Forward-Looking Statement

Certain information set forth in this news release contains “forward-looking statements” and “forward-looking information” under applicable securities laws. Except for statements of historical fact, certain information contained herein constitutes forward-looking statements, which include management’s assessment of future plans and operations and are based on current internal expectations, estimates, projections, assumptions and beliefs, which may prove to be incorrect. Some of the forward-looking statements may be identified by words such as “forecasts”, estimates”, “expects”, “anticipates”, “believes”, “projects”, “plans”, “outlook”, “capacity” and similar expressions. These statements are not guarantees of future performance and undue reliance should not be placed on them.

Such forward-looking statements necessarily involve known and unknown risks and uncertainties, which may cause the Company’s actual performance and financial results in future periods to differ materially from any projections of future performance or results expressed or implied by such forward-looking statements. These risks and uncertainties include, but are not limited to statements with respect to the estimation of mineral resources; the realization of mineral resource estimates; anticipated future production, capital and operating costs; cash flows and mine life; potential size of a mineralized zone; potential expansion of mineralization; potential types of mining operations; permitting timelines; government regulation of exploration and mining operations; risks that the presence of diamond deposits mentioned nearby the Company’s property are not indicative of the diamond mineralization on the Company’s property, the supply and demand for, deliveries of and the level and volatility of prices of rough diamonds, risks that the actual revenues will be less than projected; risks that the target production for the existing mining contracts will be less than projected or expected; risks that production will not commence as projected due to delay or inability to receive governmental approval of the Company’s acquisition or the timely completion of an NI43-101 report; technical problems; inability of management to secure sales or third party purchase contracts; currency and interest rate fluctuations; COVID-19; foreign exchange fluctuations and foreign operations; various events which could disrupt operations, including labor stoppages and severe weather conditions; and management’s ability to anticipate and manage the foregoing factors and risks.

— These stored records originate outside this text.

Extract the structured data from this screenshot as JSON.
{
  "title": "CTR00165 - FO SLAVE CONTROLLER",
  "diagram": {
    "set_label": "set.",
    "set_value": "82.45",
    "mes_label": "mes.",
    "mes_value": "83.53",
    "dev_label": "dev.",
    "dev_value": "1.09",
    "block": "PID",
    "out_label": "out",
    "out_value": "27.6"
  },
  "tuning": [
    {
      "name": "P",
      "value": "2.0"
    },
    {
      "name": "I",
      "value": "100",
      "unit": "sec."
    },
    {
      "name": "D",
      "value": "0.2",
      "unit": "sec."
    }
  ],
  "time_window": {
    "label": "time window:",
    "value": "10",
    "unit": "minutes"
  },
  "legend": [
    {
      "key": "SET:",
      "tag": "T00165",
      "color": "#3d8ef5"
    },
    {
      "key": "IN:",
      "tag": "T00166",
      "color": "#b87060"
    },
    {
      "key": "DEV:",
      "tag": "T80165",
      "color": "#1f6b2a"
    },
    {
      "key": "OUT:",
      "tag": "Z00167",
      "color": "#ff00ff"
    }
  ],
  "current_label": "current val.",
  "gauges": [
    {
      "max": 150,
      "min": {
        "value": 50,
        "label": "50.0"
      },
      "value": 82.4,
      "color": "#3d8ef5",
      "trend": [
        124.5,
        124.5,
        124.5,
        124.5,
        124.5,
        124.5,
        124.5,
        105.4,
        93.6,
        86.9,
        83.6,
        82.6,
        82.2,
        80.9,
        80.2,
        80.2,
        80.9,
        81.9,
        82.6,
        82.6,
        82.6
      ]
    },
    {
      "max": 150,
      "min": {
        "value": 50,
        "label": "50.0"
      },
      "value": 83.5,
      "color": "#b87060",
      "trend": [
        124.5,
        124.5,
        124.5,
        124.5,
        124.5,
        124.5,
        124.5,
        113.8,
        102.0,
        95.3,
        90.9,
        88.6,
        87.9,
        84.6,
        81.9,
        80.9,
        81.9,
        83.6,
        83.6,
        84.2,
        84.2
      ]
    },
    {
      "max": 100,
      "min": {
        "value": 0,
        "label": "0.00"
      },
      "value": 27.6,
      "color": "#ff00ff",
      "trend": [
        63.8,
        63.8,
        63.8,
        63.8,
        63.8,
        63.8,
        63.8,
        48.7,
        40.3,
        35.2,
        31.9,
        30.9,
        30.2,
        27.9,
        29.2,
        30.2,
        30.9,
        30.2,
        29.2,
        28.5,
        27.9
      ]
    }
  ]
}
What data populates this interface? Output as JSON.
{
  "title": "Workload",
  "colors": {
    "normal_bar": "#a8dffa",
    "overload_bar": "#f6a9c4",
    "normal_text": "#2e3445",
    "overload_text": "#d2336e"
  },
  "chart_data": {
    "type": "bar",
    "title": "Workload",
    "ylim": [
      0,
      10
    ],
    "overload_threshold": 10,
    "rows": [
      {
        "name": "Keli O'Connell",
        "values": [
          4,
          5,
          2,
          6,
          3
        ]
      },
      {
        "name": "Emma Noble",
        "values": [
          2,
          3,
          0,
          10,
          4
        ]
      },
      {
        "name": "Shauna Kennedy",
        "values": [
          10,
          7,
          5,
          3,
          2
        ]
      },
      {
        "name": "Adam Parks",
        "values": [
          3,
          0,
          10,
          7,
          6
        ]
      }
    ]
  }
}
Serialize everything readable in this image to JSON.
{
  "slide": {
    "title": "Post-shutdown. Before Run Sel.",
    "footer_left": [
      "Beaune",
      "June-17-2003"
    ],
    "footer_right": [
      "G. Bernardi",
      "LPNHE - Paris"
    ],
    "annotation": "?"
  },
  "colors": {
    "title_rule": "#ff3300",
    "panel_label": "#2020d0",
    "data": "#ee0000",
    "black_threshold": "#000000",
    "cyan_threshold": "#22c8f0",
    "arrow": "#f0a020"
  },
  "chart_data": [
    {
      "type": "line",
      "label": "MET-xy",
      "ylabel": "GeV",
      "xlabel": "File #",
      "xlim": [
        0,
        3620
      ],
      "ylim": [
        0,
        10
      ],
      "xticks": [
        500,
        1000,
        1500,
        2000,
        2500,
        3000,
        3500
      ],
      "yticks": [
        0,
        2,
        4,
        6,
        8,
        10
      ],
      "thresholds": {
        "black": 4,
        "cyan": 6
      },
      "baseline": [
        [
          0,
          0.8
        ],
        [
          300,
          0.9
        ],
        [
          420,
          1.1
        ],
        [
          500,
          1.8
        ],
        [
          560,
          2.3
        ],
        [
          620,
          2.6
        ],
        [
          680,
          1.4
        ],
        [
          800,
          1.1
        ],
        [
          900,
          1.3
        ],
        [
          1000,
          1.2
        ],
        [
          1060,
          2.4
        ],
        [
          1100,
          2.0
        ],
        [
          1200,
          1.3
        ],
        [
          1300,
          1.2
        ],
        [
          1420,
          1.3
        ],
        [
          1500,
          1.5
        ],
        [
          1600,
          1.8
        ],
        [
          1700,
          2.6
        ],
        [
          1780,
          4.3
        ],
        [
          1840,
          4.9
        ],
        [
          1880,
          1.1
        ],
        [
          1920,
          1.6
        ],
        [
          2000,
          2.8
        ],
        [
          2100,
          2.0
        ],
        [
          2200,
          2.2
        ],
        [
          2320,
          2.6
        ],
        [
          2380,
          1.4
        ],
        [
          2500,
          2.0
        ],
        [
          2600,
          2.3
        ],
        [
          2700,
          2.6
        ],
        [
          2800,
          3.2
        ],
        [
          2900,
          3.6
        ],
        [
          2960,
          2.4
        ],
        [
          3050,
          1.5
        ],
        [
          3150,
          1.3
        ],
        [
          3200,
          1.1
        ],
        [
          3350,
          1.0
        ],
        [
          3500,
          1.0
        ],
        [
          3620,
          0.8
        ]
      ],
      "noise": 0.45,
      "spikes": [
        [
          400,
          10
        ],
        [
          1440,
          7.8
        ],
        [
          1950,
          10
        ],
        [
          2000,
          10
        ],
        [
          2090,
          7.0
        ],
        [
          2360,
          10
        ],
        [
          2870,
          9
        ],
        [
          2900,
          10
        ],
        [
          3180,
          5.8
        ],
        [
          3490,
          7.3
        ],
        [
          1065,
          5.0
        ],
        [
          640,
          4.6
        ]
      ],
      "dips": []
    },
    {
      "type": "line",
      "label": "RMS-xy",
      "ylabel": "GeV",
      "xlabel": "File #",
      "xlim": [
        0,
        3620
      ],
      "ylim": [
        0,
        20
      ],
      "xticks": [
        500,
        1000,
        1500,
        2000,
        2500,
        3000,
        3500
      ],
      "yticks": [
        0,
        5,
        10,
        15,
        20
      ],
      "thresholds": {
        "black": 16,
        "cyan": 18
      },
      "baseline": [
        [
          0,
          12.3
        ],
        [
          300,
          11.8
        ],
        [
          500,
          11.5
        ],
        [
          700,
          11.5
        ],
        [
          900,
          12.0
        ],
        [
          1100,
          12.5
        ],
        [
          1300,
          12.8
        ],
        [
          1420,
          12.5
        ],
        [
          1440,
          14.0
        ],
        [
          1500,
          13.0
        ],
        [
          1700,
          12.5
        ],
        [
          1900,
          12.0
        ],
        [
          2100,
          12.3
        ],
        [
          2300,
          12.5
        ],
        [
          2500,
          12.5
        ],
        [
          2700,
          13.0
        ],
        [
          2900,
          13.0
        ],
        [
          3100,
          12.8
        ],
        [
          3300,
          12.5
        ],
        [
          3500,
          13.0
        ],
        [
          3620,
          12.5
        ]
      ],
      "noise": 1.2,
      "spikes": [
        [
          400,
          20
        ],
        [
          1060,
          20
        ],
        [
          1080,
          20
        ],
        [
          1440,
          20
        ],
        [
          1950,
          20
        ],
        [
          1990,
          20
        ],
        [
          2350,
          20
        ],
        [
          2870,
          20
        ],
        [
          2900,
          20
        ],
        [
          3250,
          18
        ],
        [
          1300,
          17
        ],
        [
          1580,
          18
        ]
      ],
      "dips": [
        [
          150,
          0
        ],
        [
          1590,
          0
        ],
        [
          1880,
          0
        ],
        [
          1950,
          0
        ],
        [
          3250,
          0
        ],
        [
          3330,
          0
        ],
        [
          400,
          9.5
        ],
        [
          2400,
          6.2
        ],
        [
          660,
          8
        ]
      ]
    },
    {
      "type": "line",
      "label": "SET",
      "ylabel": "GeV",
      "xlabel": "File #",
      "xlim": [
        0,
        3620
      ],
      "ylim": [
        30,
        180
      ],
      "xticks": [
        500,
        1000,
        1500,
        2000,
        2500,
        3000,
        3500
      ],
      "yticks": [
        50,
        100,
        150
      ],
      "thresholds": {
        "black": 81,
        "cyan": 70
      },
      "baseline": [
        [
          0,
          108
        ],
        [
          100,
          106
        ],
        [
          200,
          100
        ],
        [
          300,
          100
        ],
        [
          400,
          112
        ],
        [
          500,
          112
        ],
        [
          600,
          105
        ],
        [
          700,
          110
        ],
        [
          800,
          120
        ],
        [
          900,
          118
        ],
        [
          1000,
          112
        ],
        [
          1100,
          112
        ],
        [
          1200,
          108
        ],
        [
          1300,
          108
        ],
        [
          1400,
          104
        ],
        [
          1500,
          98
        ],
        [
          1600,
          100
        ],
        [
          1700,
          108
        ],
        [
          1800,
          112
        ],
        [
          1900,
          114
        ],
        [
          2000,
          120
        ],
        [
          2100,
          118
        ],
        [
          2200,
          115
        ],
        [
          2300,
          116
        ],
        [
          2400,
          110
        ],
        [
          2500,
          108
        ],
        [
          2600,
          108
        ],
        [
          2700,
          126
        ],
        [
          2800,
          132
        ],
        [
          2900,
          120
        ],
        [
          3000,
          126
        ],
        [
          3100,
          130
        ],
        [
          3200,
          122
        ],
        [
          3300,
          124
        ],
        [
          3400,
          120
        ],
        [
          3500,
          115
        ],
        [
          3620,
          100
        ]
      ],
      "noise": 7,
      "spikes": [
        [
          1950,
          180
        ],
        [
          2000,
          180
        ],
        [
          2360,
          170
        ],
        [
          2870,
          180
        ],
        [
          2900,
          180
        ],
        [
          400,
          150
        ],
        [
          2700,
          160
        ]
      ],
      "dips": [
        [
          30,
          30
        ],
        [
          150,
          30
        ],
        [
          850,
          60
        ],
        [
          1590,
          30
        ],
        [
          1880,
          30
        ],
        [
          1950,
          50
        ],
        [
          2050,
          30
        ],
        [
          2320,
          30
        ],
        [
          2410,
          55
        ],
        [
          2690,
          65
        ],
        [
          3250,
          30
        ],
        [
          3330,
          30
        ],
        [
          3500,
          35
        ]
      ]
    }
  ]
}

The forward-looking statements and information contained in this news release are based on certain assumptions regarding, among other things, future prices for coal and diamonds; future currency and exchange rates; the Company’s ability to generate sufficient cash flow from operations and access capital markets to meet its future obligations; coal consumption levels; and the Company’s ability to retain qualified staff and equipment in a cost-efficient manner to meet its demand. There can be no assurance that forward-looking statements will prove to be accurate, as actual results and future events could differ materially from those anticipated in such statements. The reader is cautioned not to place undue reliance on forward-looking statements. The Company does not undertake to update any of the forward-looking statements contained in this news release unless required by law. The statements as to the Company’s capacity to achieve revenue are no assurance that it will achieve these levels of revenue.